The legacy of redlining means worse cardiovascular health for present-day Black Americans
Cardiovascular disease is the leading cause of death in the United States, as well as a significant source of racial health disparity.
But despite a recent call to action by the American Heart Association—which acknowledged structural racism as a major driver of racial/ethnic inequities in the risk for cardiovascular disease—empirical evidence, especially in relation to historical measures, has remained limited.
A new study, Historical redlining and cardiovascular health: The Multi-Ethnic Study of Atherosclerosis, led by Berkeley Public Health’s Mahasin S. Mujahid, examined historical redlining, a discriminatory government-sanctioned policy and an indicator of structural racism, in relation to cardiovascular health.

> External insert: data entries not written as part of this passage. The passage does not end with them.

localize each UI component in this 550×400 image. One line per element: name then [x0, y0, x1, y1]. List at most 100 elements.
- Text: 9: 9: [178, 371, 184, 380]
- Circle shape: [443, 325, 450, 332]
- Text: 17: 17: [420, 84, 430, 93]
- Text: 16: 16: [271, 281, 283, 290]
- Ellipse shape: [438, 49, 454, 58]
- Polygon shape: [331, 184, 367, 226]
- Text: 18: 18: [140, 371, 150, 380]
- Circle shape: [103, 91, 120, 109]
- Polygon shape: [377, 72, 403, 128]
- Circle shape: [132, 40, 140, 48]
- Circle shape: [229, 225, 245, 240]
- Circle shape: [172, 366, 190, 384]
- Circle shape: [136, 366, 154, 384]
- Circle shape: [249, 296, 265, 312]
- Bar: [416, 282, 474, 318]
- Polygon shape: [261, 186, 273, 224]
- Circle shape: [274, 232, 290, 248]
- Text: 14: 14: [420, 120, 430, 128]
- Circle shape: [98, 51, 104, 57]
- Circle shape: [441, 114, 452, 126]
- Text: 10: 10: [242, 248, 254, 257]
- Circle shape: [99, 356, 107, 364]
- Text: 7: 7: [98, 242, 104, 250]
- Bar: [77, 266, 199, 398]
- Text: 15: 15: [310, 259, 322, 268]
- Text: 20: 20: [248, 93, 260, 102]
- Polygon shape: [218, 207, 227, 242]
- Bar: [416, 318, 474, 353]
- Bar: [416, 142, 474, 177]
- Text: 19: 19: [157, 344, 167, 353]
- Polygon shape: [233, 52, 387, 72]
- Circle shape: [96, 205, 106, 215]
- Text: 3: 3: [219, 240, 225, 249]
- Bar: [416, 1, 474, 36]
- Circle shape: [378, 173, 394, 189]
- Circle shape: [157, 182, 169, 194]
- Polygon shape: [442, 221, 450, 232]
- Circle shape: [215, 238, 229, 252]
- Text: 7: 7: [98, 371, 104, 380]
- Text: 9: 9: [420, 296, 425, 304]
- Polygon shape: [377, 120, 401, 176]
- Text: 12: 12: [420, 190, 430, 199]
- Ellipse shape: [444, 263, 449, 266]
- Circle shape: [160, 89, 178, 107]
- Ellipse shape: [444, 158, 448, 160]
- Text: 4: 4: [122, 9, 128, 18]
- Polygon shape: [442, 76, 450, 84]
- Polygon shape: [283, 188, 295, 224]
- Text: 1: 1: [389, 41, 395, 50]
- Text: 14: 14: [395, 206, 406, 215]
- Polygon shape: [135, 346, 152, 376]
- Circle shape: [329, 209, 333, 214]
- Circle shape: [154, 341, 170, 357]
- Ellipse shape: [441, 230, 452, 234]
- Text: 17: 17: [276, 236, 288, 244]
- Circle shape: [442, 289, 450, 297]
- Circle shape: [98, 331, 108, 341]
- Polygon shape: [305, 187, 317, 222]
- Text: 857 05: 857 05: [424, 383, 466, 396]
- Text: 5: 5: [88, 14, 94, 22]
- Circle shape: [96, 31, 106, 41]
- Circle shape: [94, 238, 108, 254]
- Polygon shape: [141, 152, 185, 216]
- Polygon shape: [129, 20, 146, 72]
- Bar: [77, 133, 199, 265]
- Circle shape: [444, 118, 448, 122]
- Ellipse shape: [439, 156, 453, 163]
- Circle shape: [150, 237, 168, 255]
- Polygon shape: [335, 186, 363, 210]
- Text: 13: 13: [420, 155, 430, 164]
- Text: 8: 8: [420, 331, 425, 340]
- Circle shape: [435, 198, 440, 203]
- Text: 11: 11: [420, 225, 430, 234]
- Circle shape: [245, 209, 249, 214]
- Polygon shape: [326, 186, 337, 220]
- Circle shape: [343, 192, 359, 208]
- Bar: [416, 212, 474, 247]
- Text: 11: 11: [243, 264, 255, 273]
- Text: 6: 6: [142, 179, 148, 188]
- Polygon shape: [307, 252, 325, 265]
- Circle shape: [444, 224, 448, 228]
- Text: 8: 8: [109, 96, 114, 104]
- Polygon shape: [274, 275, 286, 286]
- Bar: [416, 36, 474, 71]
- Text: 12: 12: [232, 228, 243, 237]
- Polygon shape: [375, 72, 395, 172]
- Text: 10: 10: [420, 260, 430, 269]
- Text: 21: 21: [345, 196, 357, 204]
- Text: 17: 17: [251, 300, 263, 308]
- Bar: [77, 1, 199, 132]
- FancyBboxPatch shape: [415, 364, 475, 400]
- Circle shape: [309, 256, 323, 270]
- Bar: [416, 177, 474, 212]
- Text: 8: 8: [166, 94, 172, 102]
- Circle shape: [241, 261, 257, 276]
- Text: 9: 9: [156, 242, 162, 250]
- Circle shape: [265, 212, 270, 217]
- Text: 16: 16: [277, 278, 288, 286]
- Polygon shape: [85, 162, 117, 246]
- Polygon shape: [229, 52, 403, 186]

“Redlining” refers to the process of color-coding areas red if they included high concentrations of Black, immigrant, and working-class residents, deeming these areas hazardous and excessively risky for investment. Historically redlined areas have been cumulatively affected by a low prevalence of home ownership, uneven economic development, displacement of residents, community disintegration, and lack of access to education and economic opportunities, according to the study.
Redlining has previously been linked to asthma and preterm birth, but it has not been clear whether this racist policy is also associated with a higher risk for cardiovascular disease – the leading cause of death in the United States. To address this question, Mahasin Mujahid and colleagues analyzed data from a multi-ethnic sample of 4,779 middle-aged and older adults residing in 949 neighborhoods across six sites in the nation.
Each neighborhood was assigned one of four grades based on 1930s federal Home Owner’s Loan Corporation (HOLC) maps, which were used to implement redlining. The authors assessed the participants’ cardiovascular health using standard criteria, including blood pressure, fasting glucose, cholesterol, body mass index, diet, physical activity, and smoking.
“This study found that living in historically redlined neighborhoods was associated with worse present-day cardiovascular health among Black participants, but not other racial or ethnic groups,” said Mujahid. “For these Black participants, living in a neighborhood with a higher quality social environment weakened this association, but didn’t completely eliminate it.”
According to the authors, the results suggest that historical redlining has had a lingering impact on the cardiovascular health of Black Americans, similar to other manifestations of structural racism such as slavery.
“This study is groundbreaking because it demonstrates empirically with rigorous statistical methods that the history of racism (redlining) in the US is still relevant for Black Americans’ heart health today,” said Mujahid. “This may seem counterintuitive to those who believe that heart health is primarily determined by one’s own lifestyle choices (like eating healthy foods and not smoking).”
The authors hope that their results will lead to policy change. “Our findings will lead to more studies showing the impact of other discriminatory policies on present-day health and help inform how to address these enduring health inequities, not just through lifestyle choices, but through well-funded community-centered programs and policies,” said Mujahid.
“I’m hopeful that members of the public and policymakers see our findings as evidence that policies matter,” said Mujahid. “When we aren’t intentional about prioritizing the health of communities and neighborhoods that are typically left out of development conversations or are chronically underfunded and overlooked, that has really harmful intergenerational effects. This is part of the story to explain today’s persistent racial and ethnic health disparities, which have only gotten worse with the COVID-19 pandemic. We have to change our public health approach in order to stop repeating these unjust patterns. Changing our understanding of the root of the issue is one way to begin.”
This study is authored by Mahasin S. Mujahid, Xing Gao, and Colleen Morris of Berkeley Public Health, Loni. P. Tabb of the Dornsife School of Public Health at Drexel University, and Tené T. Lewis of the Rollins School of Public Health and Emory University.